1.2 Parallèles et différences au niveau neurocognitif

1.2.2 Pressions environnementales

Après avoir montré que les traitements de la musique et de la parole semblent posséder certains corrélats similaires mais que les différences semblent profondément marquées chez un normo-individu, nous présenterons des situations pouvant modifier cet ordre apparent. La plasticité cérébrale est l'un des mécanismes à l’œuvre dans cette problématique. Nous la définirons comme « l’ensemble [des] processus de modification, de remodelage subtil du système nerveux » (Schiffmann, 2001 : 14). Pendant longtemps, il a été considéré comme acquis que la plasticité cérébrale était une des particularités de la jeune enfance. Cependant, il est aujourd'hui communément admis que cette dernière est toujours active à l'âge adulte, notamment en ce qui concerne la mémoire et l'apprentissage (Schiffmann, 2001 : 15). Nous nous intéresserons aux cas de musiciens afin de comprendre en quoi l'apprentissage et la pratique musicaux peuvent induire des modifications à plusieurs niveaux sur le cerveau humain.

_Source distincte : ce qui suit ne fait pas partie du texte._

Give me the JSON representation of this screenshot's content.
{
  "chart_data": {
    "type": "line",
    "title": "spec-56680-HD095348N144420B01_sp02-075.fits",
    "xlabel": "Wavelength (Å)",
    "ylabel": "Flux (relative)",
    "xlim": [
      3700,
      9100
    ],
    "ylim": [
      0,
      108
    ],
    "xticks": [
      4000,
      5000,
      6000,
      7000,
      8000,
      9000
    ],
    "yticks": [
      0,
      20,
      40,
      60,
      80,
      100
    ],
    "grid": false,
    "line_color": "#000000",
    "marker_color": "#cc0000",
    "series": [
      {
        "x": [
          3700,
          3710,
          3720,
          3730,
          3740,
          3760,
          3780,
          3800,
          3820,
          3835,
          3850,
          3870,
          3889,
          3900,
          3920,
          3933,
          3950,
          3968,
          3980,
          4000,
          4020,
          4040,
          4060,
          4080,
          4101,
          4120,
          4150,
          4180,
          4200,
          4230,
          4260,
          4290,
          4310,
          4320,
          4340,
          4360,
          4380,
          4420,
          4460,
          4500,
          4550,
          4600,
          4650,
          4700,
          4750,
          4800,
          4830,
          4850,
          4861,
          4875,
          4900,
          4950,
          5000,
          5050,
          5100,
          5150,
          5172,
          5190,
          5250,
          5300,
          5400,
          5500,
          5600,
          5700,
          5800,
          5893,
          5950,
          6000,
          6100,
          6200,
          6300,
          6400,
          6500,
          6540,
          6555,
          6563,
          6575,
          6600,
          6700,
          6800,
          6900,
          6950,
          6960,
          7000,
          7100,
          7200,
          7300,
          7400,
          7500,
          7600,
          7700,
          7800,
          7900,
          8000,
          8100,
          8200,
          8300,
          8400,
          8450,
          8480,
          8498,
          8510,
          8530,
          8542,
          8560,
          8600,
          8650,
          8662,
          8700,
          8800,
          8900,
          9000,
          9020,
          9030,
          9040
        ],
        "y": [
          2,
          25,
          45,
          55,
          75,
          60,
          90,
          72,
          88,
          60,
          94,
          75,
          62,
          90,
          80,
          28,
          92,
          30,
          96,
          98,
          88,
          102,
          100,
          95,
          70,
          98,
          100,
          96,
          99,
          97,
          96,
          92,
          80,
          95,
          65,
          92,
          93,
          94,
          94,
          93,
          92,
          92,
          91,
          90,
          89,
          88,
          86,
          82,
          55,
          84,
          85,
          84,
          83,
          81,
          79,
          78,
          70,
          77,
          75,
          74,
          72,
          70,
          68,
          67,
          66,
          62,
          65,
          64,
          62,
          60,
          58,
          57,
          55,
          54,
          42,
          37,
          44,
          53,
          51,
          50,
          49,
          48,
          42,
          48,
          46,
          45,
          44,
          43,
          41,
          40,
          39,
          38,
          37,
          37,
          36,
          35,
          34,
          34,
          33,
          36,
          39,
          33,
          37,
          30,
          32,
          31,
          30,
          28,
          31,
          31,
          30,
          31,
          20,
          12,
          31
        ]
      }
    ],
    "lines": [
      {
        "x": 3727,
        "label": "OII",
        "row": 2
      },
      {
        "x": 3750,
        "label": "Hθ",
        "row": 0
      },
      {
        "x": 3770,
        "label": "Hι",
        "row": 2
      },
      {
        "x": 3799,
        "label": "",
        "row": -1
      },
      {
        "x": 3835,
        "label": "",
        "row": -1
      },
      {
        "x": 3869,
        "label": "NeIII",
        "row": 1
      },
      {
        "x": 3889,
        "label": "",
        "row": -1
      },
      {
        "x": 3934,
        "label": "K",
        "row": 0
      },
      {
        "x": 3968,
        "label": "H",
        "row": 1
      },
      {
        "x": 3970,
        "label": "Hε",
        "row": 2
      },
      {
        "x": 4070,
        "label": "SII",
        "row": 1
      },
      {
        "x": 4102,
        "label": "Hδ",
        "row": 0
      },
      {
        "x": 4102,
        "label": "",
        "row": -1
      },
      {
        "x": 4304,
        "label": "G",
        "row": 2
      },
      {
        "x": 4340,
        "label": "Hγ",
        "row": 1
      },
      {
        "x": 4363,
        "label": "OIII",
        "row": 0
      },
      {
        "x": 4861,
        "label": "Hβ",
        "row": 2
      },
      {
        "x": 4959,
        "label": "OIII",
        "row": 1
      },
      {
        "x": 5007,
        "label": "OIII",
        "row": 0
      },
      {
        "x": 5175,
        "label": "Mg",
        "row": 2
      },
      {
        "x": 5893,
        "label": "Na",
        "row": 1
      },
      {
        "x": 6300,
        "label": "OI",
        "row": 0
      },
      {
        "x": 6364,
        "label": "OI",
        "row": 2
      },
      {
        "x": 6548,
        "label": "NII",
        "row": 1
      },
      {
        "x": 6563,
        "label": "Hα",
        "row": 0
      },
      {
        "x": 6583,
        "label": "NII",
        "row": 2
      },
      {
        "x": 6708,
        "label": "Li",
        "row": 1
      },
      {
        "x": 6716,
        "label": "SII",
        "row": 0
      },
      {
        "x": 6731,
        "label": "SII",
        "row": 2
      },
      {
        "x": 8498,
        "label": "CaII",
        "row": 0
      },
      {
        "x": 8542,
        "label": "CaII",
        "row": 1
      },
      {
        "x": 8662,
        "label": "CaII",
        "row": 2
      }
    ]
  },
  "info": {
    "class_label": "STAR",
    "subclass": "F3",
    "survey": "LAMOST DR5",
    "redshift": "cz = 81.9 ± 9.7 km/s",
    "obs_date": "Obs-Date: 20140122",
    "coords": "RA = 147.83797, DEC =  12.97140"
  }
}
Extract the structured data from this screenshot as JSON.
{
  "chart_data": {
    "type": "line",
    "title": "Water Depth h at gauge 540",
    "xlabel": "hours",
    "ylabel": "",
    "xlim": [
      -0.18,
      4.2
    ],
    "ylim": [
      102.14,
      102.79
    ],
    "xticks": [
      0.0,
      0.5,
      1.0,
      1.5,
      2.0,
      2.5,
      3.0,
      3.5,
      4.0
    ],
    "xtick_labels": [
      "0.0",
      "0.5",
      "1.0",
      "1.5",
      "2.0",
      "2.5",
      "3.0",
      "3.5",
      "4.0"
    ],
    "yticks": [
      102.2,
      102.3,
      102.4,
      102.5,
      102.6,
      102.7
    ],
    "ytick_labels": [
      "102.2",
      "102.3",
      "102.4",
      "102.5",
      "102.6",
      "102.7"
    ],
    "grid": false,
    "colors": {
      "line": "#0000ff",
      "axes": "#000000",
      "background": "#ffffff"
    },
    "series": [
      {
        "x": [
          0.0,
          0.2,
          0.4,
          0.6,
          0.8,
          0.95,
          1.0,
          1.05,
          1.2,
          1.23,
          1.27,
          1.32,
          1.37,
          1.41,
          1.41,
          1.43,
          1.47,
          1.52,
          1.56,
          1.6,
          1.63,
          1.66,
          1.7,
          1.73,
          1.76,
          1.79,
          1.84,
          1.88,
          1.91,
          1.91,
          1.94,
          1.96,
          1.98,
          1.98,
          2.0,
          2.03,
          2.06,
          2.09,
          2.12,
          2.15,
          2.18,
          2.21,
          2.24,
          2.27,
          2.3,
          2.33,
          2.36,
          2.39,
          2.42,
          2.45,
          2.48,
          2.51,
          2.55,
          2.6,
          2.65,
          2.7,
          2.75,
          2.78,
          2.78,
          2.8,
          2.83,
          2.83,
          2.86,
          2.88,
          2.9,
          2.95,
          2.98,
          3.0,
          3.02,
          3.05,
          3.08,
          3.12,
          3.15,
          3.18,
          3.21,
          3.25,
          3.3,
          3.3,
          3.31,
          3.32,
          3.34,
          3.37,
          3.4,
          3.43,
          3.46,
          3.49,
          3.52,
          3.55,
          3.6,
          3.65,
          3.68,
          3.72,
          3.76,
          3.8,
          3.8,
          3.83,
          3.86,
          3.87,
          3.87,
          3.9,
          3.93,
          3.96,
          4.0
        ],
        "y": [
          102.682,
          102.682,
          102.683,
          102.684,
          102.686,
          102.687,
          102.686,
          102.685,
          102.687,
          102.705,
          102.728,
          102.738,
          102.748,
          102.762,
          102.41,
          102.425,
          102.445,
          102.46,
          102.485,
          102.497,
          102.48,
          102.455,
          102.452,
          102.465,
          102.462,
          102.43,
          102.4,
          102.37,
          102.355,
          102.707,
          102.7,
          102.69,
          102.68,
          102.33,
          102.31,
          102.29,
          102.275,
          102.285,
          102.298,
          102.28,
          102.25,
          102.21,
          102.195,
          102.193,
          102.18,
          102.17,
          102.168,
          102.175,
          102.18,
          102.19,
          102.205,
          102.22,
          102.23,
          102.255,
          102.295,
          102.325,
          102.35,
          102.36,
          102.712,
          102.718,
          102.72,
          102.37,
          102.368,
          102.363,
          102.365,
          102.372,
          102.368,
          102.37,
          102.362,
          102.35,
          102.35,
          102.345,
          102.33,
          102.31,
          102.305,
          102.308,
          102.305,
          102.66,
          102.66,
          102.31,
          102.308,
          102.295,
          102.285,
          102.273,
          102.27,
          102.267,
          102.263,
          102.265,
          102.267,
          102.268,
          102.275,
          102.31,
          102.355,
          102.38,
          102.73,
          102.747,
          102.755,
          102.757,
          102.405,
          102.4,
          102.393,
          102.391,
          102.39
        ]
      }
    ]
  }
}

sur le plan fonctionnel : de nombreuses études (Elbert et al., 1995 ; Pantev et al., 1998

entre autres) ont pu démontrer l'impact de la pratique musicale sur la représentation corticale des mains, par exemple. L'utilisation dissociée des doigts pour les instruments à cordes frottées (violon, alto, etc.) chez des droitiers augmente la représentation corticale des doigts dans l'hémisphère droit. Des résultats similaires ne sont pas trouvés dans l'hémisphère gauche car la main droite est moins sollicitée dans la tenue de l'archet (Münte et al., 2002 : 474). De la même manière, les musiciens sont plus sensibles aux notes de musique jouées par l'instrument qu'ils pratiquent (Pantev et al., 2001).

sur le plan anatomique : il a été constaté que certaines aires corticales étaient plus étendues chez les musiciens en général, tels que le planum temporale, le corps calleux, l'air motrice primaire des mains et le cervelet (Münte et al., 2002 : 474). Ces découvertes ont relancé le débat, sans y apporter de réponse précise, sur les différences structurales dues directement ou non aux capacités musicales.

A ce sujet, il est possible de trouver dans certains travaux de vulgarisation scientifique (Levitin, 2006 : 160 ; entre autres) que l'expertise musicale ferait passer certaines facultés d'analyse de l'hémisphère droit (centre dit de l'intuition) vers l'hémisphère gauche (centre dit de la logique).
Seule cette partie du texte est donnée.